Narasi

Jangan Diam !!!, Lawan Ujaran Kebencian Di Media Sosial

Kemajuan teknologi yang begitu pesat membelah alam manusia menjadi dua, yaitu, alam nyata dengan alam maya (warga net). Berbeda dengan alam nyata, warga net dengan jagad sosialnya memudahkan warganya untuk mengakses informasi dari segala arah. Segala berita tersebar dengan cepat, mulai dari berita-berita yang bermanfaat sampai ujaran kebencian yang dibumbui dengan berbagai kepentingan. Anehnya, akhir-akhir ini, media sosial yang pada mulanya adalah lalu lintas untuk bersilaturahmi dan media bertegur sapa kepada handaitolan, kini berubah derastis menjadi ajang pertengkaran dan alat utama untuk menebar kebencian. Ruang-ruang peluang inilah yang dipergunakan segelintir pihak (apalagi kaum anti pancasila) untuk mendulang perpecahan di antara anak bangsa.
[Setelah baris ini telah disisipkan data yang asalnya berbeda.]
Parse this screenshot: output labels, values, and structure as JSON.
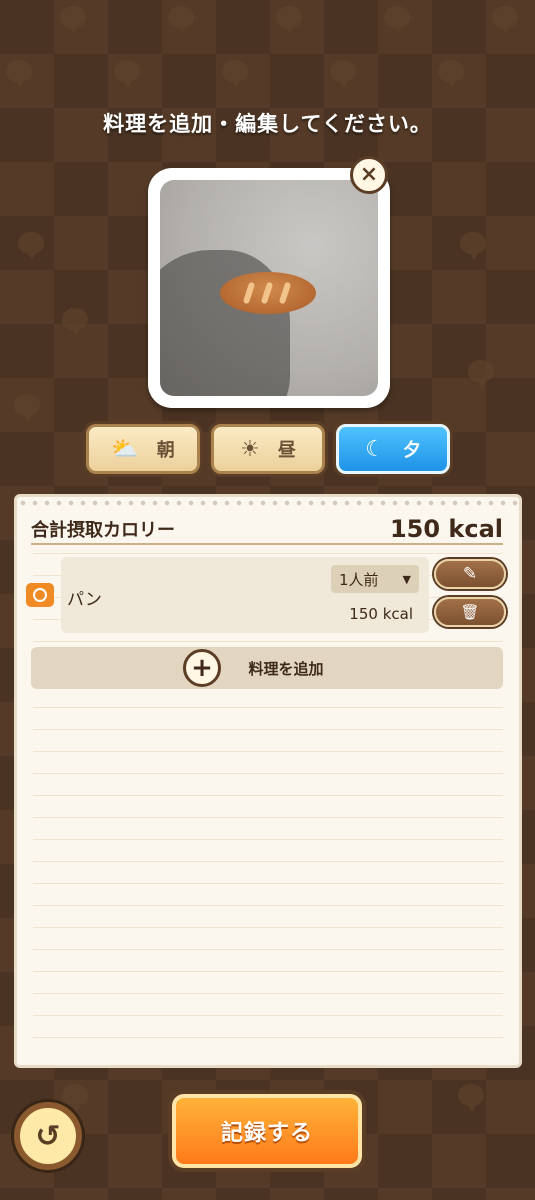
{
  "header": {
    "instruction": "料理を追加・編集してください。"
  },
  "photo": {
    "close_icon": "×"
  },
  "meal_tabs": [
    {
      "label": "朝",
      "icon": "sunrise-icon",
      "glyph": "⛅",
      "active": false
    },
    {
      "label": "昼",
      "icon": "sun-icon",
      "glyph": "☀",
      "active": false
    },
    {
      "label": "夕",
      "icon": "moon-icon",
      "glyph": "☾",
      "active": true
    }
  ],
  "panel": {
    "total_label": "合計摂取カロリー",
    "total_value": "150 kcal",
    "item": {
      "name": "パン",
      "portion": "1人前",
      "portion_caret": "▼",
      "kcal": "150 kcal",
      "edit_glyph": "✎",
      "delete_glyph": "🗑"
    },
    "add_label": "料理を追加",
    "add_plus": "+"
  },
  "footer": {
    "back_glyph": "↺",
    "record_label": "記録する"
  },
  "colors": {
    "background": "#4a3322",
    "active_tab": "#2ea4f2",
    "record_button": "#ff8c22"
  }
}
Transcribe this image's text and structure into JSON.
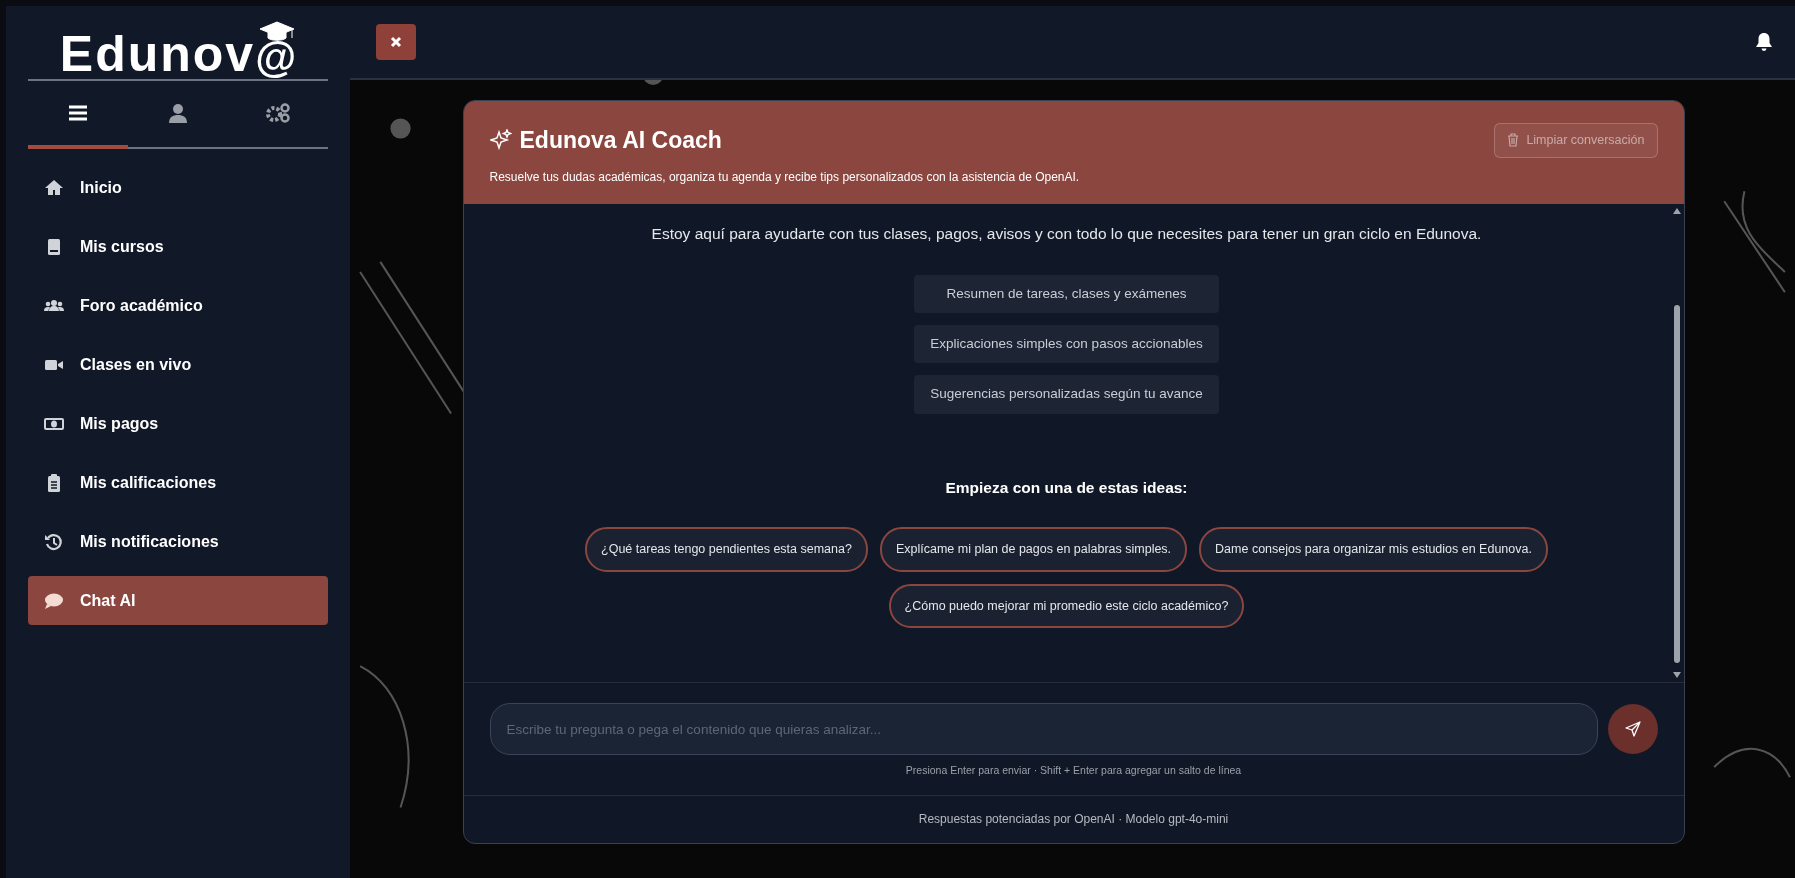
{
  "sidebar": {
    "logo": {
      "text": "Edunov",
      "mark": "@"
    },
    "tabs": [
      {
        "selected": true
      },
      {
        "selected": false
      },
      {
        "selected": false
      }
    ],
    "items": [
      {
        "label": "Inicio",
        "selected": false
      },
      {
        "label": "Mis cursos",
        "selected": false
      },
      {
        "label": "Foro académico",
        "selected": false
      },
      {
        "label": "Clases en vivo",
        "selected": false
      },
      {
        "label": "Mis pagos",
        "selected": false
      },
      {
        "label": "Mis calificaciones",
        "selected": false
      },
      {
        "label": "Mis notificaciones",
        "selected": false
      },
      {
        "label": "Chat AI",
        "selected": true
      }
    ]
  },
  "chat": {
    "title": "Edunova AI Coach",
    "subtitle": "Resuelve tus dudas académicas, organiza tu agenda y recibe tips personalizados con la asistencia de OpenAI.",
    "clear_button": {
      "label": "Limpiar conversación",
      "disabled": true
    },
    "intro": "Estoy aquí para ayudarte con tus clases, pagos, avisos y con todo lo que necesites para tener un gran ciclo en Edunova.",
    "features": [
      "Resumen de tareas, clases y exámenes",
      "Explicaciones simples con pasos accionables",
      "Sugerencias personalizadas según tu avance"
    ],
    "ideas_title": "Empieza con una de estas ideas:",
    "ideas": [
      "¿Qué tareas tengo pendientes esta semana?",
      "Explícame mi plan de pagos en palabras simples.",
      "Dame consejos para organizar mis estudios en Edunova.",
      "¿Cómo puedo mejorar mi promedio este ciclo académico?"
    ],
    "input": {
      "placeholder": "Escribe tu pregunta o pega el contenido que quieras analizar..."
    },
    "hint": "Presiona Enter para enviar · Shift + Enter para agregar un salto de línea",
    "footer": "Respuestas potenciadas por OpenAI · Modelo gpt-4o-mini"
  }
}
Realitas di atas, menurut penulis tidak terlepas dari masih banyaknya pengguna media yang tidak cermat dan pintar bermedia. Setidaknya tidak memahami bagaimana sebuh informasi diberlakukan. Saya pikir, di celah inilah urgensi kaum berpikir atau kaum intlektual hadir untuk meluruskan. Karena tidak semua pengguna media yang menyebarkan ujaran kebencian dan hoaks itu melalui hati nuraninya, sebagian besar dari mereka hanya terbawa-bawa dan ingin terlihat sebagai pahlawan karena telah menyebarkan informasi yang penting menurutnya (salah satu temuan post truth).

Jangan Diam

Ada dua adagium fenomenal yang resiprokal sebagai landasan filosofis dari tulisan ini, pertama: “Dunia akan aman bila saja orang-orang dungu berhenti bicara” yang kedua: Merajalelanya pelanggaran karena diamnya orang-orang baik (pintar). Kedua adagium yang sarat dengan nilai ini begitu relevan dalam kondisi bangsa kita sekarang, meskipun adagium ini tergolong tua (redaksinya). Boleh jadi, apa yang kita rasakan saat ini diakibatkan melubernya orang-orang dungu yang sudah punya panggung (termasuk media sosial), sementara di saat yang sama kaum intlektual mulai meninggalkan panggung akademiknya. Artinya, sudah ada indikasi bahwa kaum intlektual mulai meninggalkan tradisi mencerahkan yang dibebankan secara wajib di atas pundak mereka. Padahal, gejolak besar di negeri ini dipicu oleh pikiran-pikiran kecil yang melenceng yang kemudian digembosi oleh orang-orang tertentu.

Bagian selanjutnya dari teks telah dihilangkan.